When Avraham is negotiating with the Bnei Chet to buy a burial ground for his wife Sarah and future generations he makes a strange contradictory statement to them. He says: גֵּר וְתוֹשָׁב אָנֹכִי עִמָּכֶם “I am an alien and a resident among you…”. (Gen. 23,4) Which is he? Rabbi Soloveitchik has a unique elucidation of this passage.
He explains that Avraham is talking to them for the Jews throughout the generations to come. The Jew is indeed a תוֹשָׁב, a true resident among the nations of their dispersion. He deals in business with them; he speaks their language; he participates in their social and monetary institutions; he serves in the army and is prepared to protect the land; he partakes in their labs; tries to cure the sick; he works and develops the land – he is a resident in the full sense of the word.
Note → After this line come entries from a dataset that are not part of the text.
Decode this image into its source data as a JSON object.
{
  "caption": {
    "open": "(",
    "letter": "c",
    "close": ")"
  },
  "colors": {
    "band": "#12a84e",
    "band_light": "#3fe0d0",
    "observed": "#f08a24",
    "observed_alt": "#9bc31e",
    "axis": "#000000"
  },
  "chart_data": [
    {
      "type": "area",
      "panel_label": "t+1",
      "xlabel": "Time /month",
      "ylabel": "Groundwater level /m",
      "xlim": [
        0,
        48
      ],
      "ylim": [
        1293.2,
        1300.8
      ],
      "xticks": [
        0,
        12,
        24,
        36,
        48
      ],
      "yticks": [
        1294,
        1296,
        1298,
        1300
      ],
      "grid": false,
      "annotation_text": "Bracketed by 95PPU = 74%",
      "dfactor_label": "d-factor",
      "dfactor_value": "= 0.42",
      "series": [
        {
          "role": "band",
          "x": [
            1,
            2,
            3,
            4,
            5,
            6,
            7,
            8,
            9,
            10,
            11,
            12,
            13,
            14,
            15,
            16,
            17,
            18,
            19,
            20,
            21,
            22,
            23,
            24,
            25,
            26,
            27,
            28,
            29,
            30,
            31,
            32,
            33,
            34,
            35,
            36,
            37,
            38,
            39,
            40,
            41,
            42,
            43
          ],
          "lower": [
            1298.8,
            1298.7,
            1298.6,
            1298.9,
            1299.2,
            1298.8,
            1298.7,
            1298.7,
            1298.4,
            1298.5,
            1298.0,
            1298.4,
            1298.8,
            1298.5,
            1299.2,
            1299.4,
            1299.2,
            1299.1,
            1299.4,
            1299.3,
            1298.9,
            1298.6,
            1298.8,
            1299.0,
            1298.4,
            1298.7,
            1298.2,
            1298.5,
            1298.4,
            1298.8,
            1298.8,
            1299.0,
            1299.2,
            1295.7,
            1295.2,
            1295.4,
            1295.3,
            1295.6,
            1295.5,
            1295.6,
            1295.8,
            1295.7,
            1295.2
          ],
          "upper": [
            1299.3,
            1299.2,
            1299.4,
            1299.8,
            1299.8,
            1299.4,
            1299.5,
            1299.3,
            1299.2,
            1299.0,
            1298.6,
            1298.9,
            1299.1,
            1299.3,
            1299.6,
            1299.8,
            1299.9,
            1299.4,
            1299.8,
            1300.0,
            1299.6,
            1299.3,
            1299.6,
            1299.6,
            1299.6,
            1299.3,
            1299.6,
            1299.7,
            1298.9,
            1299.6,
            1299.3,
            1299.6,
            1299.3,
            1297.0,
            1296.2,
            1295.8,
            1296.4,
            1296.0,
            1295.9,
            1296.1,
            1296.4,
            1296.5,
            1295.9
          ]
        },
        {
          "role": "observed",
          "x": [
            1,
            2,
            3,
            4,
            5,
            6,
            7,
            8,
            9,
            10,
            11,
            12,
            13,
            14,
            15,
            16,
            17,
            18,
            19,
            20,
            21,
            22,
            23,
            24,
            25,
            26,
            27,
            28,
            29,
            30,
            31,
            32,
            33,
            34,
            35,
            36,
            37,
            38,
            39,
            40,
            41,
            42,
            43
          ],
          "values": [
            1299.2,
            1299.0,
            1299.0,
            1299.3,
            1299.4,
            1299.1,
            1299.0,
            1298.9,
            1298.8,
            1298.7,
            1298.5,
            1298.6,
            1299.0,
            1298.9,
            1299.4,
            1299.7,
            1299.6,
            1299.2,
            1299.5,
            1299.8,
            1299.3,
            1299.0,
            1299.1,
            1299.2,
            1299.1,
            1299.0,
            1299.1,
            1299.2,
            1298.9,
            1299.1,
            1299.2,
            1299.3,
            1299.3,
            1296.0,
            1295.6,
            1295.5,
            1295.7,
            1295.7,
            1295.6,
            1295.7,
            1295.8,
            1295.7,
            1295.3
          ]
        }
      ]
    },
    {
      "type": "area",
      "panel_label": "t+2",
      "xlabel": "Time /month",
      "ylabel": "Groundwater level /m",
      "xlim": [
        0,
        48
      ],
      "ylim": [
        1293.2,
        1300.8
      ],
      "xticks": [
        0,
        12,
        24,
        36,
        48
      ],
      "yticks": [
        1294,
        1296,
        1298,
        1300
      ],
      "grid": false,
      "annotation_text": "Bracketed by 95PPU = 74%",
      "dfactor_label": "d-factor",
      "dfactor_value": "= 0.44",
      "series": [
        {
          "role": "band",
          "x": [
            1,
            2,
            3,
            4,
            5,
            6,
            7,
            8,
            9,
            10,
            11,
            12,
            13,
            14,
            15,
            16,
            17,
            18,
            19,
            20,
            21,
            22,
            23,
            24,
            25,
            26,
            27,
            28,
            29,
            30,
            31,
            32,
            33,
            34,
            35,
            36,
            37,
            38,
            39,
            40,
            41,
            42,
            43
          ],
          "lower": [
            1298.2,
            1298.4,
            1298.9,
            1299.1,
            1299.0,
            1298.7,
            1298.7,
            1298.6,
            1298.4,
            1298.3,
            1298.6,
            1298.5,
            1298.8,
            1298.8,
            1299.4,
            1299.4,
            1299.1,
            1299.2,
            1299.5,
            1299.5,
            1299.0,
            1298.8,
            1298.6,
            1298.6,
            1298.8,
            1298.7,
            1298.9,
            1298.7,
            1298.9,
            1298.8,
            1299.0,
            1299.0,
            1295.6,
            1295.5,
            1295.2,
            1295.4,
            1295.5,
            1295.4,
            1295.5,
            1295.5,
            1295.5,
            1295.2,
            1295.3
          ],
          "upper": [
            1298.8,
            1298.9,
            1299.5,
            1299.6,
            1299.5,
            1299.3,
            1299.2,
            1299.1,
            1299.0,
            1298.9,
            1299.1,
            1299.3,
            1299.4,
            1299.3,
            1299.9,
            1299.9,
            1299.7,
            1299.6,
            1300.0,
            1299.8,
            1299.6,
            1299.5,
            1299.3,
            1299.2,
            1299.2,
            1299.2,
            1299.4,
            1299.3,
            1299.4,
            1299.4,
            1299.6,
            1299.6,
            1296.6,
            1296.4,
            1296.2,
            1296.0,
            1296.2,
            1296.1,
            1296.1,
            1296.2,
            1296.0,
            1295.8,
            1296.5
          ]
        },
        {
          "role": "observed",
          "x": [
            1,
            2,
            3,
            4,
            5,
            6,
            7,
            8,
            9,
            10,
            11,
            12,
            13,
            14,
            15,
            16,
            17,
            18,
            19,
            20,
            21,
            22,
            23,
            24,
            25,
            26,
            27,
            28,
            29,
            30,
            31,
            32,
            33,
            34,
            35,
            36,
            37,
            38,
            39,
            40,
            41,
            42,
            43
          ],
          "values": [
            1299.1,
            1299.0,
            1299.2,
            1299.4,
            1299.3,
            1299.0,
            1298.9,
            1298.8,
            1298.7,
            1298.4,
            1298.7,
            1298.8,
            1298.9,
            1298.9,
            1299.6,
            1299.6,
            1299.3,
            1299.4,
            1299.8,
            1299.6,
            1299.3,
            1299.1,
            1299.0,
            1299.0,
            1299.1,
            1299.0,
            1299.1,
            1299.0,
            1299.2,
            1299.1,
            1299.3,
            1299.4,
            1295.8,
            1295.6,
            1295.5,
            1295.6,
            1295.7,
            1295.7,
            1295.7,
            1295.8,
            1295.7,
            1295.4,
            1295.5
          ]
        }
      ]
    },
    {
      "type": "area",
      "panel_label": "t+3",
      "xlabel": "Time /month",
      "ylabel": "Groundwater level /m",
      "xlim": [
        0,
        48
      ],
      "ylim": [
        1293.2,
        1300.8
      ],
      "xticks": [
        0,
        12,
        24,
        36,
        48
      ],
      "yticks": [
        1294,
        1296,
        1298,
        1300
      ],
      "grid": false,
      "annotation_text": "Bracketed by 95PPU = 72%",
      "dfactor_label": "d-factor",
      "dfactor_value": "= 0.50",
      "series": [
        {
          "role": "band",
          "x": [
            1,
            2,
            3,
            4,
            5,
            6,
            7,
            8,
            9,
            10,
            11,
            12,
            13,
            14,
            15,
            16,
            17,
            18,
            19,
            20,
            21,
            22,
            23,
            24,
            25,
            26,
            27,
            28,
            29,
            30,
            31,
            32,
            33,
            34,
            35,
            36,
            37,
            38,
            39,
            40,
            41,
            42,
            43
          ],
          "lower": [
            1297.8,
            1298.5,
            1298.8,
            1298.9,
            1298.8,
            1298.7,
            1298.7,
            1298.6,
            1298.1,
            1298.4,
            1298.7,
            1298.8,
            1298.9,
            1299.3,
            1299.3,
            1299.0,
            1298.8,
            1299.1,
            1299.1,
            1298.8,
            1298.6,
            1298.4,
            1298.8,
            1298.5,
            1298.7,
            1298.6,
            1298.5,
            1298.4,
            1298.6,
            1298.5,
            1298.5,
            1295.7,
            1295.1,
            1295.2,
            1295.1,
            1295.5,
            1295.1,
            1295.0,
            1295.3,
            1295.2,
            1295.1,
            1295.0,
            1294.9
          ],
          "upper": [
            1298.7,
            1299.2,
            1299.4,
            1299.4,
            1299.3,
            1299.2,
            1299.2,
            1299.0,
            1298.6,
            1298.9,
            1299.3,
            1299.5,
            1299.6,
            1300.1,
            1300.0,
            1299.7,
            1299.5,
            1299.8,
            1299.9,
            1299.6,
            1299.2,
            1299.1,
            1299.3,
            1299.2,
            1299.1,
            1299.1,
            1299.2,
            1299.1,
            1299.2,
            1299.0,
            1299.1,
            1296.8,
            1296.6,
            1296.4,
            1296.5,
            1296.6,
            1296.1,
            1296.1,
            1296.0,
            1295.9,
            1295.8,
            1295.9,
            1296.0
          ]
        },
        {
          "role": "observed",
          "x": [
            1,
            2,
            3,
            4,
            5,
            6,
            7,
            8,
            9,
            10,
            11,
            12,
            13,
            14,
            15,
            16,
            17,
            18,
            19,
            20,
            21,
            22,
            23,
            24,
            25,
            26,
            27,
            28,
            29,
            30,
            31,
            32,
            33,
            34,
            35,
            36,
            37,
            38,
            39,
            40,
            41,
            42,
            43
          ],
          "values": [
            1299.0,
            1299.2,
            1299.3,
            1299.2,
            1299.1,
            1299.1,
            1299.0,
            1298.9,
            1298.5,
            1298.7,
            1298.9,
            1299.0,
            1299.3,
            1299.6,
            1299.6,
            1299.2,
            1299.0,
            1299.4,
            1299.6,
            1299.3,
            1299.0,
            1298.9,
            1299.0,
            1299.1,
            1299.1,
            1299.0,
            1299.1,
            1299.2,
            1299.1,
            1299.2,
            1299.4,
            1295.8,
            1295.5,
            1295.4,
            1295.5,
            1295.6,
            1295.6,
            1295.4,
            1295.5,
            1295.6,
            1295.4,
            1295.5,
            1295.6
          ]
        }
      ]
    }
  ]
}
Yet he is also an alien and in certain areas he is even a stranger. He belongs to a world that is completely strange to them, a world in which he is united with the Creator of the universe; a world and a tradition that is completely incomprehensible and curious to them; to a world of spiritual values that are not realistic according to their understanding; a world of sacrifices and of Torah, mercy, righteousness, and holiness. The Jew is indeed an alien among them.
Avraham, therefore, pleads for a burial ground that will be strictly a Jewish burial ground and a place they can call their own. He purchased מְעָרַת הַמַּכְפֵּלָה, the cave of Machpelah in Hebron. He purchased it, and today its ownership is contested.